We can now communicate instantly across vast distances with advanced technologies. There is the pending release of new technology for continuous physiological measurement. We now have the critical scientific resources available to the RCMP, which are geographically associated with Depot through the University of Regina. Lastly, the first responder community and their families, politicians and the public are all looking for national leadership in this area. Accordingly, the RCMP will take this new opportunity to lead and innovate in mental health.
As such, I am leading a multi-university, multi-expert group of internationally recognized leaders who are collaborating with RCMP senior leadership to conduct a transformative research project into mental health care for its members. Current mental health care systems are reactive, with help coming after the injury has been sustained — often too long after. That health-care model is economically unsustainable and morally insufficient.
The planned project will use available research evidence to make imminent improvements, collect never-before available data, and design a better system for supporting mental health care. It will be proactive instead of reactive, reduce risk, increase resiliency and reduce stigma.
The project will also use recent advances to enhance care by integrating evidence-based practice first into the RCMP Cadet Training Program and then throughout the membership. The project should improve the quality of life for members and their families, and ultimately save millions in annual economic costs.

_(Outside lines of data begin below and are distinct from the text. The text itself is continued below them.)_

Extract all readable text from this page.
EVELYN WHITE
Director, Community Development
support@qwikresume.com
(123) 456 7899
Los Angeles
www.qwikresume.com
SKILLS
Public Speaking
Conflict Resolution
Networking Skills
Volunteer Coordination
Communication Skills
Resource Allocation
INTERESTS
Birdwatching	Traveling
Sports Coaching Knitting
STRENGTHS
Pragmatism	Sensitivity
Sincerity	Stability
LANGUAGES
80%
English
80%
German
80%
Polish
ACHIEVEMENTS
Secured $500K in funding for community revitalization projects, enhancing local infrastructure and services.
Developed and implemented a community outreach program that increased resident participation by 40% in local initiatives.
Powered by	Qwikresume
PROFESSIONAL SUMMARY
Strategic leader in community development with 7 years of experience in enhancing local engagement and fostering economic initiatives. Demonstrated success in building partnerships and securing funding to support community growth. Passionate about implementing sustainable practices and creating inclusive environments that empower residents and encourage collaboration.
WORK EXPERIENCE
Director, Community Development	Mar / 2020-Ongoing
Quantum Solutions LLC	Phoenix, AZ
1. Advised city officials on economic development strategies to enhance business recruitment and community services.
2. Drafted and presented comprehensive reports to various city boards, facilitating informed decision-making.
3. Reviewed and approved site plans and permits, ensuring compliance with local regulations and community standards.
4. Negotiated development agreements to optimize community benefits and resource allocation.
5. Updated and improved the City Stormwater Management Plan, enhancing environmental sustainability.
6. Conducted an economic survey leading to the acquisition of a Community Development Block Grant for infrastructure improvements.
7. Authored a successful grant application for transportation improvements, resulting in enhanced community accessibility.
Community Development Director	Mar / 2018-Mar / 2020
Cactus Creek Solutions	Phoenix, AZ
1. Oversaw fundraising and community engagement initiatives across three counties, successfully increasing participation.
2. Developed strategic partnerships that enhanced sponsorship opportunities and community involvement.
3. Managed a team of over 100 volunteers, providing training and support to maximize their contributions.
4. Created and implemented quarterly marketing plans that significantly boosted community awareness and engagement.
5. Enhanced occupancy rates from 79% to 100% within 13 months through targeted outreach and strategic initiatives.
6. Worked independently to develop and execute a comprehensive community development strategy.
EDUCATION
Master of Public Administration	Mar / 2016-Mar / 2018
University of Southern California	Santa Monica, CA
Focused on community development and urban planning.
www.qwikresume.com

The planned national project will be highly visible. It will inform policies and programming by turning the aspirational standards from the Mental Health Commission of Canada into actionable and measurable improvements — first for the RCMP, then for all first responders, and ultimately for all Canadians. As they have done so often before, the RCMP will again stand as a beacon of hope, this time for mental health, supported by many of our best and brightest researchers.
Dr. Nicholas Carleton is a professor in the psychology department at the University of Regina and has been working with trauma and stress responses for the past 15 years. He began clinical work with military and paramilitary officers, including RCMP officers, in 2010.